Kebabs are another favourite that’s popular across the Middle East and Central Asia. Grilled beef or lamb skewers and patties are enjoyed.
Mafroukeh is a traditional Lebanese dessert that’s a must-have for celebrations. It’s made with semolina flour and clotted cream, and flavoured with orange blossom and rose water.
Down south in Somalia, a flat bread called cambaabur is served with yogurt and sugar on Eid.

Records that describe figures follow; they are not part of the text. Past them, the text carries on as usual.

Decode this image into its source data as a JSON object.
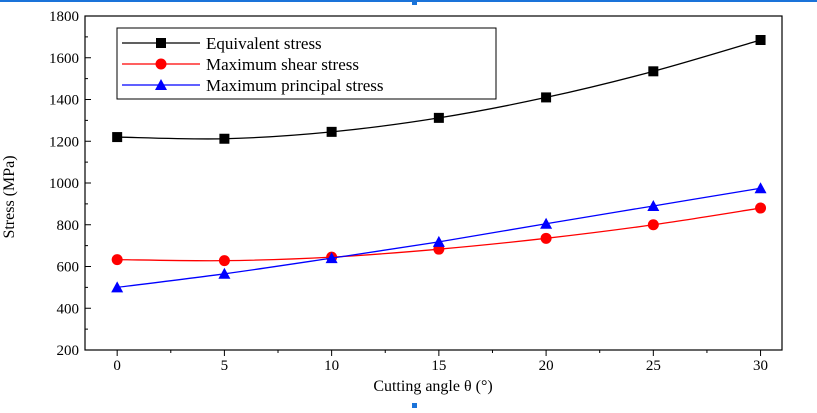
{
  "colors": {
    "accent_bar": "#1a73d9"
  },
  "chart_data": {
    "type": "line",
    "title": "",
    "xlabel": "Cutting angle θ (°)",
    "ylabel": "Stress (MPa)",
    "x": [
      0,
      5,
      10,
      15,
      20,
      25,
      30
    ],
    "xlim": [
      -1.5,
      31
    ],
    "ylim": [
      200,
      1800
    ],
    "x_ticks": [
      "0",
      "5",
      "10",
      "15",
      "20",
      "25",
      "30"
    ],
    "y_ticks": [
      "200",
      "400",
      "600",
      "800",
      "1000",
      "1200",
      "1400",
      "1600",
      "1800"
    ],
    "grid": false,
    "legend_position": "top-left",
    "series": [
      {
        "name": "Equivalent stress",
        "color": "#000000",
        "marker": "square",
        "values": [
          1220,
          1212,
          1245,
          1312,
          1410,
          1535,
          1685
        ]
      },
      {
        "name": "Maximum shear stress",
        "color": "#ff0000",
        "marker": "circle",
        "values": [
          633,
          628,
          645,
          683,
          735,
          800,
          880
        ]
      },
      {
        "name": "Maximum principal stress",
        "color": "#0000ff",
        "marker": "triangle",
        "values": [
          500,
          565,
          640,
          718,
          805,
          890,
          975
        ]
      }
    ]
  }
}
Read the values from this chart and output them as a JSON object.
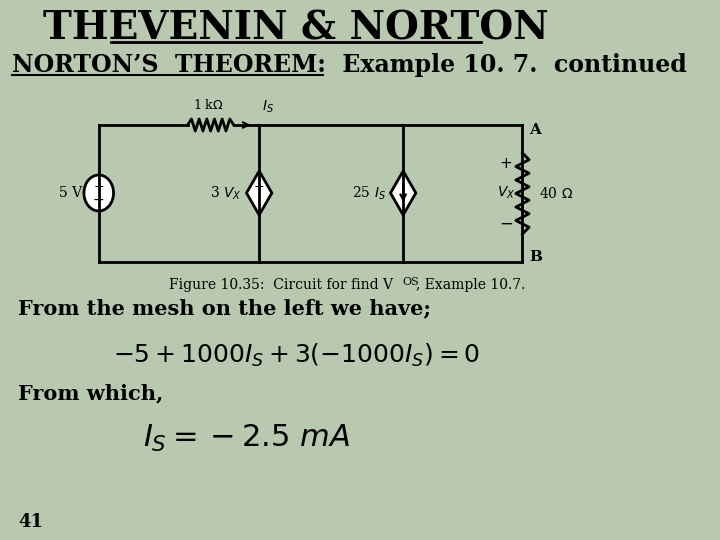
{
  "bg_color": "#b8c9b0",
  "title": "THEVENIN & NORTON",
  "subtitle": "NORTON’S  THEOREM:  Example 10. 7.  continued",
  "text_mesh": "From the mesh on the left we have;",
  "text_which": "From which,",
  "page_num": "41",
  "title_fontsize": 28,
  "subtitle_fontsize": 17,
  "body_fontsize": 15
}
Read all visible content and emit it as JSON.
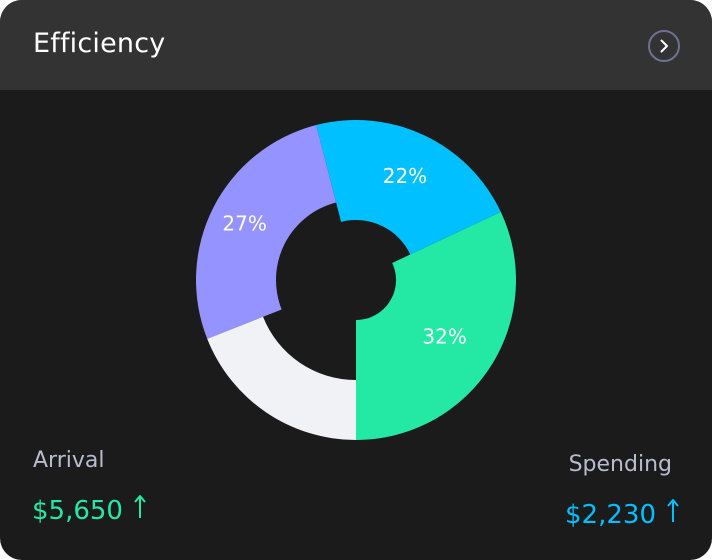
{
  "header": {
    "title": "Efficiency",
    "nav_icon": "chevron-right-icon"
  },
  "chart_data": {
    "type": "pie",
    "variant": "donut",
    "slices": [
      {
        "label": "32%",
        "value": 32,
        "color": "#23e9a5"
      },
      {
        "label": "22%",
        "value": 22,
        "color": "#00c0ff"
      },
      {
        "label": "27%",
        "value": 27,
        "color": "#9593ff"
      },
      {
        "label": "",
        "value": 19,
        "color": "#f1f2f6"
      }
    ]
  },
  "stats": {
    "arrival": {
      "label": "Arrival",
      "value": "$5,650",
      "color": "#23e9a5",
      "trend_icon": "arrow-up-icon"
    },
    "spending": {
      "label": "Spending",
      "value": "$2,230",
      "color": "#00c0ff",
      "trend_icon": "arrow-up-icon"
    }
  }
}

Over the Red Sea in the Gulf States, baid al qata is a Kuwaiti cookie filled with a creamy mixture of walnut, cinnamon, rosewater, and cardamom. It’s deep fried and tossed in icing sugar.
Traditional dishes such as jereesh and ghuraibah are prepared for Eid in neighbouring Saudi Arabia. But the most popular Eid dish in the Kingdom is mugalgal, made with lamb, tomatoes and green pepper.
Saudis also call the holiday “Sweet Eid,” a day to share treats with family and friends. Debyaza, a traditional sweet dish is an essential part of Eid breakfast. Preparations usually begin three days before Eid. Debyaza is made with nuts and dried fruits such as figs, apricots, dates and raisins, and flavoured with cardamom and cinnamon.
A small shortbread cookie called maamoul is also made in advance. Prepared with semolina, dates, pistachios or walnuts, these sweet biscuits can be found in many homes throughout the year but they are ubiquitous during religious festivals.
In the wider Middle East as well, maamoul is made in large quantities to share with neighbours and guests. These are famous in the region for both Muslim and Christian religious holidays.
Continuing east, Iranians continue to enjoy a traditional Palestinian dish called shereyya or sweetened noodles. It’s made with regular noodles fried in vegetable oil and butter.
Crossing the border into Afghanistan, khetayee, traditional sweet biscuits made with pistachios are prepared for Eid celebrations.
Further into South Asia, the most popular Eid dishes in India, Pakistan and Bangladesh include sheer khurma, a creamy dish made with vermicelli and almonds or dates.
Muslims in India celebrate the day with dishes like chicken biryani. Hyderabadi mutton haleem, a meat and lentil stew is also popular during Eid and other celebrations. A protein-rich wholesome dish, haleem is also popular as an Iftar dish throughout Ramadan with many eateries and restaurants serving it. Similar to its neighbour, Pakistan and Bangladesh celebrates Eid with biryani, kebabs and haleems. Festive desserts include halwa, kheer and phirni.
In Southeast Asia, Malaysians celebrate “Hari Raya” or the “grand day” dressed in traditional attire and exchange sweets and cookies with family and friends.
The traditional Rendang is synonymous with Hari Raya. Made with chicken, mutton or beef, preparations start on the last day of Ramadan. The dish is ready when the meat is falling off the bone.
Indonesians celebrate Eid with a layered spice cake called lapis legit, which literally translates to sweet thousand layer cake. Similar to the Dutch spekkoek, the moist cake is a legacy from the Dutch colonial era. The traditional recipe uses 40 egg yolks and the cake is baked layer by layer. The cake does not have a thousand layers as the name suggests (imagine that!) but is made up of 10 to 20 buttery layers.